Caveat bagi Indonesia Inc.!

Oleh: Andre Vincent Wenas


“Sapere aude! (beranilah berpikir mandiri!)” – semboyan abad pencerahan Eropa.

***

    Disaat sukubunga simpanan rata-rata di kawasan Eropa ada di kisaran titik
nadir (sekitar 1%, bahkan kurang), maka – diduga – banyak “uang nganggur” dari para trilyuner Indonesia (juga pemodal asing) yang (kembali) diparkir di
Indonesia yang nota bene masih menawarkan suku bunga deposito yang jauh lebih menawan (sekitar 5%-6%). Likuiditas yang tinggi ini seyogianya segera
dimanfaatkan – terutama oleh pemerintah – lewat pelbagai instrumennya agar bisa disalurkan ke sektor riil.
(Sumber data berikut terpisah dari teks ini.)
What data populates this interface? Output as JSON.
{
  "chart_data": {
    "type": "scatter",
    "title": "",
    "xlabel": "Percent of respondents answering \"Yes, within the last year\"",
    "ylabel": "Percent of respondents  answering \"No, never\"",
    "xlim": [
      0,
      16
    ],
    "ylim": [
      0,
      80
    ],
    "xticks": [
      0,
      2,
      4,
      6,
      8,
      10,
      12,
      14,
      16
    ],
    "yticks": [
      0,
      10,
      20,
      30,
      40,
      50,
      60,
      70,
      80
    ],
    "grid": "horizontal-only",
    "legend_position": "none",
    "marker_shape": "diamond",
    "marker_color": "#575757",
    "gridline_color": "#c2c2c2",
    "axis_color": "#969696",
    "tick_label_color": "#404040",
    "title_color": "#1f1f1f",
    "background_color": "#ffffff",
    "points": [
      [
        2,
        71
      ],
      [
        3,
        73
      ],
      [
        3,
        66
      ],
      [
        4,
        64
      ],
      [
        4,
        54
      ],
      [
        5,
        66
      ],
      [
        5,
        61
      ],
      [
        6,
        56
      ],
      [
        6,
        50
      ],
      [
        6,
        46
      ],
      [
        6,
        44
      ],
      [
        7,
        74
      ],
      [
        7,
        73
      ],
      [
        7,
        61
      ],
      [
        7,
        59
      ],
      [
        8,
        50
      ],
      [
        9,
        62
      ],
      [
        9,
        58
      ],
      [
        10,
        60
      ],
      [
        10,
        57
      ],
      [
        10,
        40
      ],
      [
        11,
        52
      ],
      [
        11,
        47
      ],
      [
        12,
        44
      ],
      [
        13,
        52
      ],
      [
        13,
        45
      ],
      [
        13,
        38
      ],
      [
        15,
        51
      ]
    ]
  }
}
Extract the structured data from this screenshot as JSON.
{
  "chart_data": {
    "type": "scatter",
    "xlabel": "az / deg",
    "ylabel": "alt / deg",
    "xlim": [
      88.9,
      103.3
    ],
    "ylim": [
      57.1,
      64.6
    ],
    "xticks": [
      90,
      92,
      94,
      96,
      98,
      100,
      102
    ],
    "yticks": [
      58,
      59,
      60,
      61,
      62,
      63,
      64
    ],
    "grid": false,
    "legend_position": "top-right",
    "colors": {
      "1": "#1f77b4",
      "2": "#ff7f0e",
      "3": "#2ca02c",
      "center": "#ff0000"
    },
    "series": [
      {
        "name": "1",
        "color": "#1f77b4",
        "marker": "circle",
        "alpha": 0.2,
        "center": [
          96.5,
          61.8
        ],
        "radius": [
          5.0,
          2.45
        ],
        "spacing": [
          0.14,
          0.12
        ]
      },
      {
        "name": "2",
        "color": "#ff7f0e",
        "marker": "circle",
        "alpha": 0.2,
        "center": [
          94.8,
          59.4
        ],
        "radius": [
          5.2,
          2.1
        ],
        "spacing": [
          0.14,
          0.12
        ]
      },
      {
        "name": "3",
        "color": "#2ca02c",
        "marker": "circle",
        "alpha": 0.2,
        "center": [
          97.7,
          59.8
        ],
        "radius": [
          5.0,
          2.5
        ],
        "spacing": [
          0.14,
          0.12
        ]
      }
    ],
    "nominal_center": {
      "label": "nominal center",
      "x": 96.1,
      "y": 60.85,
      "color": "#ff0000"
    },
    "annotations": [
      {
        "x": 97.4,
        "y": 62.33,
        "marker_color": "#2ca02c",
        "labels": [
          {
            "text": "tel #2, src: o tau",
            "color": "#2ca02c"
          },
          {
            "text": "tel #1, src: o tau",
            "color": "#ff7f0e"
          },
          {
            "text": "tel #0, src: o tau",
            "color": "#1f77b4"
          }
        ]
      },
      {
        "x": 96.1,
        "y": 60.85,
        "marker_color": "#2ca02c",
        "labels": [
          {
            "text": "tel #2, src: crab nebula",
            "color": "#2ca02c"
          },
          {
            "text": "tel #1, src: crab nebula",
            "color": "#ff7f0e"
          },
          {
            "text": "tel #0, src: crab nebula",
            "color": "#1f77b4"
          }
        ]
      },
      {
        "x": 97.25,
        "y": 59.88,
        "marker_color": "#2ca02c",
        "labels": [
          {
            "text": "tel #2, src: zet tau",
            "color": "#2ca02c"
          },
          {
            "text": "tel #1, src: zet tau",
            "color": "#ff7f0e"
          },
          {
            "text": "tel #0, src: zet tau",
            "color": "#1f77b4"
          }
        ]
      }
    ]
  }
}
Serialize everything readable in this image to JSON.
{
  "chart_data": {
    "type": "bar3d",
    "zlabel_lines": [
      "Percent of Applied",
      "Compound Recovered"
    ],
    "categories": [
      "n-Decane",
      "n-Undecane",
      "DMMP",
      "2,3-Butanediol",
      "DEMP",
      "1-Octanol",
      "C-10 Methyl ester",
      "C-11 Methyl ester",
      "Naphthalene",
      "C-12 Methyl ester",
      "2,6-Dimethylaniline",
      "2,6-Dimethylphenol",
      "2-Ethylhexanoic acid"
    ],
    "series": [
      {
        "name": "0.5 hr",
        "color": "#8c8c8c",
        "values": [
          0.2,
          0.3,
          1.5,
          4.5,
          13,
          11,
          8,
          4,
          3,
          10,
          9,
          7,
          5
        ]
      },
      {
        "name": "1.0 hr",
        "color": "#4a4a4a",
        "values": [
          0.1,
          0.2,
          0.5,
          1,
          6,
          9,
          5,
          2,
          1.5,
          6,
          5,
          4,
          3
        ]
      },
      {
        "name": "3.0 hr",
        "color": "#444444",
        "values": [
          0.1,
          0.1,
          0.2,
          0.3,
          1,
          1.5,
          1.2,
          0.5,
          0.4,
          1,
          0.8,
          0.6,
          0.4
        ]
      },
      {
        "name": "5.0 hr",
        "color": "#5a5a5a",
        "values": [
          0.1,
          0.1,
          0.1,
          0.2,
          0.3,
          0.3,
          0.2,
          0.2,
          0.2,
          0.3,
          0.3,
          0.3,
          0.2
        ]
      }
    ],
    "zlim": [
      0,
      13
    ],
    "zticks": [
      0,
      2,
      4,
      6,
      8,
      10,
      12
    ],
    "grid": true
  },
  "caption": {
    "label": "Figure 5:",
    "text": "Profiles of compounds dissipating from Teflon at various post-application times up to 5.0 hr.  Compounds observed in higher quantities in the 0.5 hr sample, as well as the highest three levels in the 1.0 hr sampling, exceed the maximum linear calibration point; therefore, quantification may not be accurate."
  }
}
    Derasnya capital-inflow ini mestilah segera “dijaga” dari bahaya pembalikan
modal (capital-outflow). Deputi Gubernur BI, Halim Alamsyah, mengatakan bahwa capital-outflow ini, “… bisa ditangani dengan penyerapan dana ke pembangunan infrastruktur, misalnya pembangunan jalan tol, pembangkit listrik, dan lain-lain.” Rencana ini bisa direalisasi lewat instrumen SUN (surat utang negara) imbuhnya, yang kemudian bisa dimediasi untuk pembangunan proyek infrastruktur. Juga, dunia usaha perlu terus didorong agar mau mencari dana ekspansi usahanya lewat pasar modal (initial public offering). Sehingga, dengan maraknya obligasi pemerintah serta ramainya event IPO di pasar modal maka kapasitas penawaran instrumen investasi bakal meningkat, dan ini pada gilirannya akan meminimalkan gejala penggelembungan (bubble) aset. Dampak multiplikasinya akan sangat kondusif untuk kesempatan kerja, naiknya produktivitas dan pengendalian inflasi.

***

    Dikabarkan (Koran Jakarta, 23 Oktober 2010) bahwa Menkeu Agus DW
Martowardojo bakal tidak menghadiri pertemuan kelompok G20 di Seoul Korsel 11-12 November 2010 ini. Tentang ini dikatakan bahwa Menkeu telah menunjukkan sikapnya yang tegas dan berani. Apa pasal? Rupanya dalam pertemuan itu IMF diprediksi akan mendikte (lagi) negara-negara Asia agar membiarkan kurs mata uangnya terapresiasi. Kebijakan ini berpotensi merugikan pihak Indonesia lantaran nilai tukar rupiah bakal dibiarkan menguat secara semu tanpa support yang jelas dari perbaikan perekonomian yang adekuat. Gesture Menkeu ini disinyalir mengisyaratkan tekad yang kuat untuk membuat kebijakan ekonomi yang mandiri.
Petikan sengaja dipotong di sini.